- Born: 1953 Bambari.
- Died: 29 September 2006 (aged 52–53)
- Citizenship: Central African Republic
- Education: University of Rennes
- Occupations: documentary filmmaker; director; producer;
- Known for: The Silence of the Forest

= Didier Ouénangaré =

Central African Republic film director (1953–2006)

Didier Florent Ouénangaré (1953–2006) was a film director from the Central African Republic, best known for his collaboration with Cameroonian filmmaker Bassek Ba Kobhio on The Silence of the Forest, an adaptation of a novel by Étienne Goyémidé.

==Life==
Ouénangaré was born in Bambari. After studying film in Abidjan in the Ivory Coast, he graduated from the University of Rennes.

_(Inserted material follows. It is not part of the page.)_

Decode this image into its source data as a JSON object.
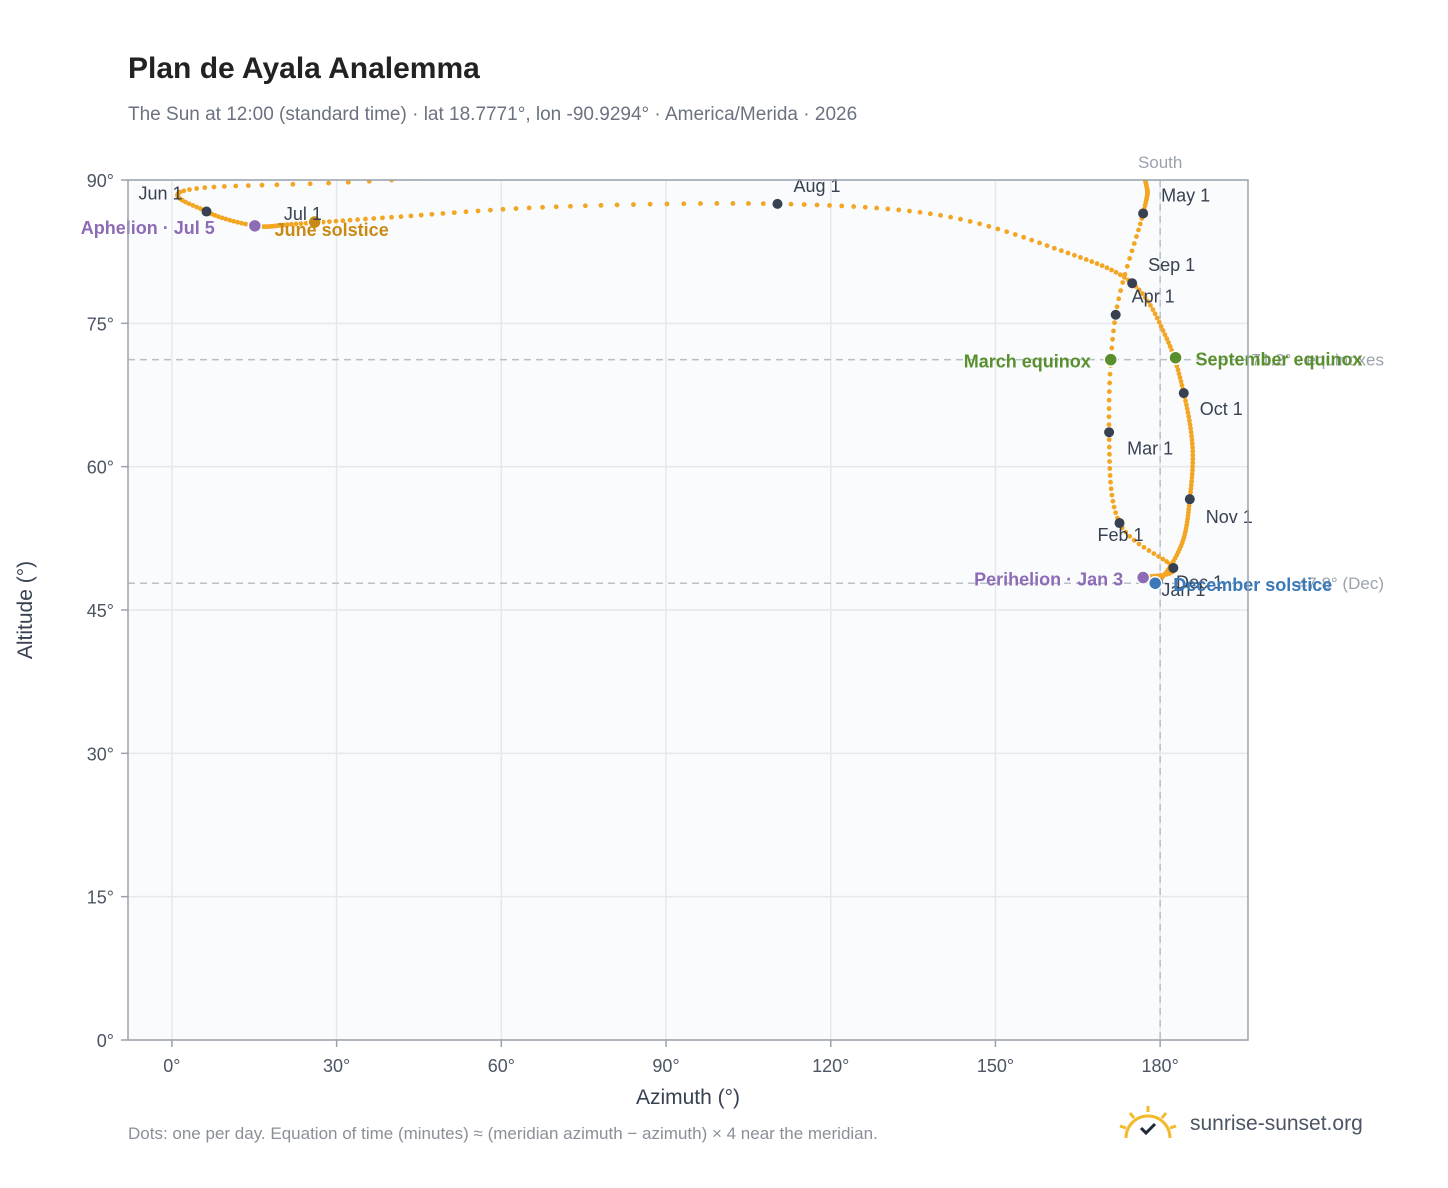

The Silence of the Forest was a project conceived by Ouénangaré, who approached Bassek Ba Kobhio to help find financing. It was written in French and Sango, and filmed in Central African Republic and Gabon. It tells the story of Gonaba, an African educated in Europe, who decides to return to his homeland, but increasingly realises the impossibility of breaking through stereotypes and genuinely understanding the way of life of the Baka people, the 'people of the forest' whom he pejoratively labels 'pygmies'.

Ouénangaré died on 29 September 2006.